Primary vesicoureteric reflux in 72 children
10.3760/cma.j.issn.2095-428X.2019.17.009
- VernacularTitle: 儿童原发性膀胱输尿管反流72例
- Author:
Ling WAN
1
;
Chaoying CHEN
1
;
Dongsheng BAI
2
;
Juan TU
1
;
Yuan LIN
1
Author Information
1. Department of Nephrology, Children′s Hospital Affiliated to Capital Institute of Pediatrics, Beijing 100020, China
2. Department of Urology, Children′s Hospital Affiliated to Capital Institute of Pediatrics, Beijing 100020, China
- Publication Type:Journal Article
- Keywords:
Vesicoureteric reflux;
Urinary tract infection;
Child
- From:
Chinese Journal of Applied Clinical Pediatrics
2019;34(17):1317-1320
- CountryChina
- Language:Chinese
-
Abstract:
Objective:To summarize the treatment and prognosis of children with primary vesicoureteric reflux (PVUR) and the correlation between PVUR and urinary tract infections(UTI).
Methods:The children with PVUR (72 cases) who were hospitalized at the Department of Nephrology and Urology of Children′s Hospital Affiliated to Capital Institute of Pediatrics from June 2007 to April 2018 were selected, and the clinical manifestations were summarized.

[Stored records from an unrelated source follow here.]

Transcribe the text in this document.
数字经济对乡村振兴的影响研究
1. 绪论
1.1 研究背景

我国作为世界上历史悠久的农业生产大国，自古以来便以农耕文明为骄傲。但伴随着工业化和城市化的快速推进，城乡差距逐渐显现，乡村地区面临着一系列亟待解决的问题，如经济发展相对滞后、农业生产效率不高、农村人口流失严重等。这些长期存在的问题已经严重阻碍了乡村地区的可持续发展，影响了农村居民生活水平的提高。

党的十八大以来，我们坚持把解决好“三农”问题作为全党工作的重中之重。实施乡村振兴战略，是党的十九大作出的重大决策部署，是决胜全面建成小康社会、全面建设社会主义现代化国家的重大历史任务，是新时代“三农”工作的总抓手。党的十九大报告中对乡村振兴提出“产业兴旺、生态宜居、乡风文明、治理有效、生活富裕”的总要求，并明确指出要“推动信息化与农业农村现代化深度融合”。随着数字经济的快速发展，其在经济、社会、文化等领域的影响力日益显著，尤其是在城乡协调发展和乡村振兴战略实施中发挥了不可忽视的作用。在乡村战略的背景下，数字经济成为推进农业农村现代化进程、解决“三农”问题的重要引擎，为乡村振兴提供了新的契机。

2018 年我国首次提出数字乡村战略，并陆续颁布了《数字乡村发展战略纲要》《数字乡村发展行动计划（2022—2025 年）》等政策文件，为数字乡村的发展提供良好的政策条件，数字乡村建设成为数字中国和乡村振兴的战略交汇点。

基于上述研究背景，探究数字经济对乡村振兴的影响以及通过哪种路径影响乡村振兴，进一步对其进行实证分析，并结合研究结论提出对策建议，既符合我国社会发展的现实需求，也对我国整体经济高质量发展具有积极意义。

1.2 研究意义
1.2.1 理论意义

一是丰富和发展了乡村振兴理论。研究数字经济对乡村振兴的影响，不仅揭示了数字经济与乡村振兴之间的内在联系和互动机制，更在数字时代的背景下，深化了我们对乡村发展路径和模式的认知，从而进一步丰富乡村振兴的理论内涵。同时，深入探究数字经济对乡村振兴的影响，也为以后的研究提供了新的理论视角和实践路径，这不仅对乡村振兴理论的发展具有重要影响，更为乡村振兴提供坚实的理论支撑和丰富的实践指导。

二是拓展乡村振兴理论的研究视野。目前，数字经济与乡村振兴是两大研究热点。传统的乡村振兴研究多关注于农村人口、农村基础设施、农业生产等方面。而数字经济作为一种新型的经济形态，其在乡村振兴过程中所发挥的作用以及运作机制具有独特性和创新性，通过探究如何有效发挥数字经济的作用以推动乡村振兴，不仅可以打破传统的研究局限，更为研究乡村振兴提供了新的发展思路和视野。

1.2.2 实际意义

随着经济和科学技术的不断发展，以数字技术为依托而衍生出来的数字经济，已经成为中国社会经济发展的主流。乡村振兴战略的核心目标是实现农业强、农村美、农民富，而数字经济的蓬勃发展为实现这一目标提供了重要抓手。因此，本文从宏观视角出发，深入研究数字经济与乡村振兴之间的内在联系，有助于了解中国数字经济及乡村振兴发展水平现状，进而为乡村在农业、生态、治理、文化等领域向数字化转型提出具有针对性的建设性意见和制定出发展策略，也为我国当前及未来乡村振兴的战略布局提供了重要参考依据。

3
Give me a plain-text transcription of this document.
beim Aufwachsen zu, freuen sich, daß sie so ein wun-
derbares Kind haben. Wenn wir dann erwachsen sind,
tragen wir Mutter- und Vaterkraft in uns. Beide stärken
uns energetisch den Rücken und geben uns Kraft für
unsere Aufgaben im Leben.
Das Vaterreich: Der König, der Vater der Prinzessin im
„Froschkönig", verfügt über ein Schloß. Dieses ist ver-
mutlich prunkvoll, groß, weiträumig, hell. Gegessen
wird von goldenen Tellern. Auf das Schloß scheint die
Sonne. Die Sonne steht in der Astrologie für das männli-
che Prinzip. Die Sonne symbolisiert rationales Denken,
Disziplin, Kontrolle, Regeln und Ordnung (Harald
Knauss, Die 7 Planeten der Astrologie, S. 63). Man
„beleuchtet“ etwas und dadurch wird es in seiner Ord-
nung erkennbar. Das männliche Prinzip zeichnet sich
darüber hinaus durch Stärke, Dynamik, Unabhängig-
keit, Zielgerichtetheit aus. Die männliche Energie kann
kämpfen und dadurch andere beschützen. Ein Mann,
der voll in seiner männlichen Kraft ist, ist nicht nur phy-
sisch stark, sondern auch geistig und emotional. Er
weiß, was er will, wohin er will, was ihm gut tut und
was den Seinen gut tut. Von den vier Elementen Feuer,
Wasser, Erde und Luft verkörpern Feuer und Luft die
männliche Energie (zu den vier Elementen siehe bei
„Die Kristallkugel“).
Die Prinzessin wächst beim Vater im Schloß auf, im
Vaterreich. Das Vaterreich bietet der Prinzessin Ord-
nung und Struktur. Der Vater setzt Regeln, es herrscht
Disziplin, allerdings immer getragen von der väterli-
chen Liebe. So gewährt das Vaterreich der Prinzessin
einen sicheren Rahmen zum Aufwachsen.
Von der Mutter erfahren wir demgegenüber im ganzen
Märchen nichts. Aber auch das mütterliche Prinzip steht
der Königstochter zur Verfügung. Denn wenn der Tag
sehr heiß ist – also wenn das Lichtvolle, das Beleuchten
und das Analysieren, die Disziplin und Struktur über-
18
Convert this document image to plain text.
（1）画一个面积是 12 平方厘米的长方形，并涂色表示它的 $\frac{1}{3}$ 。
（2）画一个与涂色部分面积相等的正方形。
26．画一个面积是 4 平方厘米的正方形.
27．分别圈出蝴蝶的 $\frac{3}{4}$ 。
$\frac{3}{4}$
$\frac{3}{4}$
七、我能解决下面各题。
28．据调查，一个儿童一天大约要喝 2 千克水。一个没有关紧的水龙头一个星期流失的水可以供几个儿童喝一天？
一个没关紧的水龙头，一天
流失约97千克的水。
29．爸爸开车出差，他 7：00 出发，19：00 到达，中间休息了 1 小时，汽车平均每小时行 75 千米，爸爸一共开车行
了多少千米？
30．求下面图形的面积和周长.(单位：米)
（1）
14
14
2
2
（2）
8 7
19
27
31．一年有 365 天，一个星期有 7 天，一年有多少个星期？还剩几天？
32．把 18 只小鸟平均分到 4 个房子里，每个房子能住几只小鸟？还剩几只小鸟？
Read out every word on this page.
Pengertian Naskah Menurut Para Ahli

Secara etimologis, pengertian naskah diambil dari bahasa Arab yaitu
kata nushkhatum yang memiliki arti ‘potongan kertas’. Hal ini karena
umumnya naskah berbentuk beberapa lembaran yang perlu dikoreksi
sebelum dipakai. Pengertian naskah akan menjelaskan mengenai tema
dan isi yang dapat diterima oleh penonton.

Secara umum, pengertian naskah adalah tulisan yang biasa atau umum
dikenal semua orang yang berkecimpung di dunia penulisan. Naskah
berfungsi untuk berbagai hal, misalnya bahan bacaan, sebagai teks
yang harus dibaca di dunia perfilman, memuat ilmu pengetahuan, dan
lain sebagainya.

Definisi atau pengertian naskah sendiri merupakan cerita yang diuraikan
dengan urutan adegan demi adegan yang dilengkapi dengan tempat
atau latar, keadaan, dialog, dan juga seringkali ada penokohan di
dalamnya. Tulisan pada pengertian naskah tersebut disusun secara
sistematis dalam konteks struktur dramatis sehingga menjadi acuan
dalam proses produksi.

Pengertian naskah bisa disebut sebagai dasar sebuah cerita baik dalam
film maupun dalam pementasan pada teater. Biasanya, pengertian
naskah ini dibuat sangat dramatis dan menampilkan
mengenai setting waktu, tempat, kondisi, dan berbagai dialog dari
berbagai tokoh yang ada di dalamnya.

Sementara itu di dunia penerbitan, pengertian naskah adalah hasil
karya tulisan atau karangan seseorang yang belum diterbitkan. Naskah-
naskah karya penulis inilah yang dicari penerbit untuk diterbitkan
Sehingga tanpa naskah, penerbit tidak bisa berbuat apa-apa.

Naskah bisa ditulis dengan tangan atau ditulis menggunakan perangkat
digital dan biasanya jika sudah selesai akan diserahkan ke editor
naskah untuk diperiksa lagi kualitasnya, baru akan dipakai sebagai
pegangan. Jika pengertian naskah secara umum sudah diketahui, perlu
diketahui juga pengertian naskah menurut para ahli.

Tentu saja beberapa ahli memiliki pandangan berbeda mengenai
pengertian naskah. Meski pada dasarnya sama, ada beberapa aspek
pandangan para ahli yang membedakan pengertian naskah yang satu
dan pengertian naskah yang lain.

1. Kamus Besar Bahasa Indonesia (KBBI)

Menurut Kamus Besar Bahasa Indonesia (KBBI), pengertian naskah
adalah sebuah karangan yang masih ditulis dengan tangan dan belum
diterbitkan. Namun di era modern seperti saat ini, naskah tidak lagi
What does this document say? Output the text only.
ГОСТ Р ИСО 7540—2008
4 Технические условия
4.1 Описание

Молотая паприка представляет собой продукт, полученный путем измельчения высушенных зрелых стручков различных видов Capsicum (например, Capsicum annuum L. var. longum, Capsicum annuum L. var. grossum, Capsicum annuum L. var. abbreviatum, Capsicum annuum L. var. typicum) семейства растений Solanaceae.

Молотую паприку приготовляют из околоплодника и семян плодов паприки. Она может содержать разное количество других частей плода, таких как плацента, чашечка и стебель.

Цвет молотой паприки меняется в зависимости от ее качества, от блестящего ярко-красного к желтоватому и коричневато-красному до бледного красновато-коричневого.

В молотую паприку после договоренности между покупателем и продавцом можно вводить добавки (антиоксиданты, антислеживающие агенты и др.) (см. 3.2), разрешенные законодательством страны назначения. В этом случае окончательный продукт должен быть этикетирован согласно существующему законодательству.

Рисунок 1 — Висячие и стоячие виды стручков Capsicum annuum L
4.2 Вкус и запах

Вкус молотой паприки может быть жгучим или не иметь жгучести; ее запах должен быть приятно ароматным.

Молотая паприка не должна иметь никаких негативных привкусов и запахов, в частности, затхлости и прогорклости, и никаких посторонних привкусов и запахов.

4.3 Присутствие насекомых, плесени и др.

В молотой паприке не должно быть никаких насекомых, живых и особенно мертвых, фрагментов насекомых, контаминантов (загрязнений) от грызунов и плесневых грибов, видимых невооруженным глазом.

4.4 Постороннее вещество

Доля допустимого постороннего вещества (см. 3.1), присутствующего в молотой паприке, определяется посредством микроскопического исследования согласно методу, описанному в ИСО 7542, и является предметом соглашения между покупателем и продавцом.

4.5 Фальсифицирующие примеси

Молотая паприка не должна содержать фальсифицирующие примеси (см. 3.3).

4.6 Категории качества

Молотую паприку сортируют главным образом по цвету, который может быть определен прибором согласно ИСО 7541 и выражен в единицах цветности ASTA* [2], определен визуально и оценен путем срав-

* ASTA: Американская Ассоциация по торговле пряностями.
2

Results:A total of 72 patients (52 boys, 20 girls) were involved, and the median age at diagnosis was 8 months, in which 44 cases (61.1%) were less than 1 year old.There were 55 cases with UTI onset (76.4%), 94.5%(52/55 cases) with recurrent UTI(twice or more than twice) and 2 cases (2.8%) ended with renal failure.Refluxes were unilateral in 34 patients and bilateral in 38 patients.There were 110 ureters, in which 74 reflux ureters (67.3%) were identified as low-grade (Ⅰ-Ⅲ) PVUR, and 36 reflux ureters(32.7%) were high-grade (Ⅳ-Ⅴ) PVUR.Forty patients received conservative treatment, and significant differences of the remission rate were observed between group Ⅰ-Ⅱ grade PVUR(72.2%, 13/18 cases) and group Ⅲ-Ⅴ grade PVUR(32.5%, 13/40 cases)(χ2=7.92, P=0.005). Twenty-two patients (35 reflux ureters) underwent surgical treatment, in which 31 ureters were cured, and the remission rate was 88.6%.Ten patients with refluxes grade Ⅲ or above had no improvement after medical treatment, but the reflux was completely relieved after surgical treatment.
Conclusions:Children with recurrent UTI, especially less than 1 year-old, should be considered with PVUR.The conservative treatment could be prior for the patients with Ⅰ-Ⅱ grade PVUR.The surgical treatment could be chosen for those patients who suffered from high-grade PVUR, bilateral reflux or failed conservative treatment, especially with recurrent UTI, and reflux nephropathy could be reduced then.